Wednesday, November 30, 2011


Lately I've been very aware of how frequently I have the TV on in the background, so I'm making a conscious effort to do so less often. I've also given in too much to the distractions of my ipod and the computer. I didn't expose Caleb to much music in his younger months and I've been turning the TV off in favor of listening to music instead. We've discovered in the past month or two that he really, really loves music and constantly asks for "more more kissee" (his way of saying music).

Yesterday, as Caleb and I sat together on the sofa while he ate his snack, it became quite evident to me that the TV has spent far too much time turned on, and Caleb has noticed it. He munched on his apple slices, staring thoughtfully at the dark inanimate screen, and began the following conversation:

"More more moomie?" (movie)
"No, no movie."
"More more seatball?" (football)
"No, no football."
"More more Bah?"
"No, no Bella."
"More more birds?"
"No, no birds."

[Note: Bella and birds are both apps on my ipod that he particularly enjoys. Bella is an interactive children's video and birds is Angry Birds.]

Shortly after, he predictably asked for "kissee" so I obliged. Our xbox connects wirelessly to our computer so we turn that on to access our music library and play it through the stereo downstairs. Caleb's connection to electronic visuals is so strong that he thinks music comes through the picture he sees on the TV, or the itunes window on the computer monitor. When we turn the TV off (sound goes through the receiver instead) or minimize the itunes window, he asks for music again because he thinks it goes away along with the picture. We're working on teaching him that music is the sound he hears, and it's still there even when the picture goes away.

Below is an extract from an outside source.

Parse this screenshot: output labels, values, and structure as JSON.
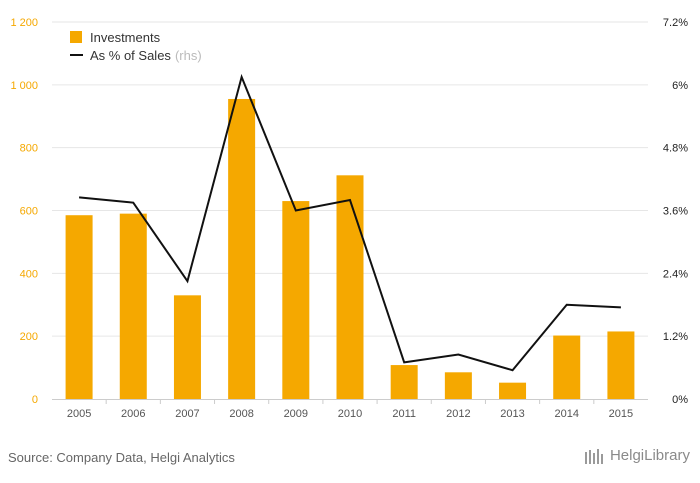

I've decided to challenge myself to limit the use of electronics throughout the day. It's easy to use Caleb as an excuse to have the TV on or play games on my ipod, because he likes those things. But what he likes and what is best for him are not always one and the same.

Wednesday, November 9, 2011

Sewing Straight Lines

A few weeks ago I was making burp cloths for a friend. I often have trouble sewing perfectly straight lines. Even with that presser foot firmly on the fabric to keep it going straight, it somehow manages to stray here and there. In the midst of my frustration, I had a spiritual epiphany.

We are a human sewing project.

We struggle against the mechanism that's in place to guide us (the Holy Spirit). Sometimes we calmly and quietly stay in line as we're stitched together and made complete. Other times we fight the plan of what we're designed to be. Even with pins in place to prepare us, we try to go our own way.

There are two ways to look at this. The first is that we are flawed, imperfect, perhaps even outright ugly. We succumb to the pull of forces that would have us rebel against our purpose. Even if cosmetically we seem right, our internal strength and integrity might be questionable.

The way I prefer to see it is that these flaws are proof that we are handcrafted. We might make it difficult for our Creator to shape us - as demonstrated by our broken threads and jagged lines - but in the end, we are lovingly put together by a dedicated, unyielding Maker who sees past these flaws; He sees the final product. He loves us, He's proud of us, and He puts us to use despite our imperfections. Or, perhaps, because of them.

I don't want to be a difficult fabric to work with. I want to do exactly what my Creator asks of me. This won't always be the case because, like the fabric we use ourselves, sometimes we simply have a mind of our own. But that doesn't mean I can't strive to be cooperative and grateful to be worked on by the hands of such a skilled Craftsman.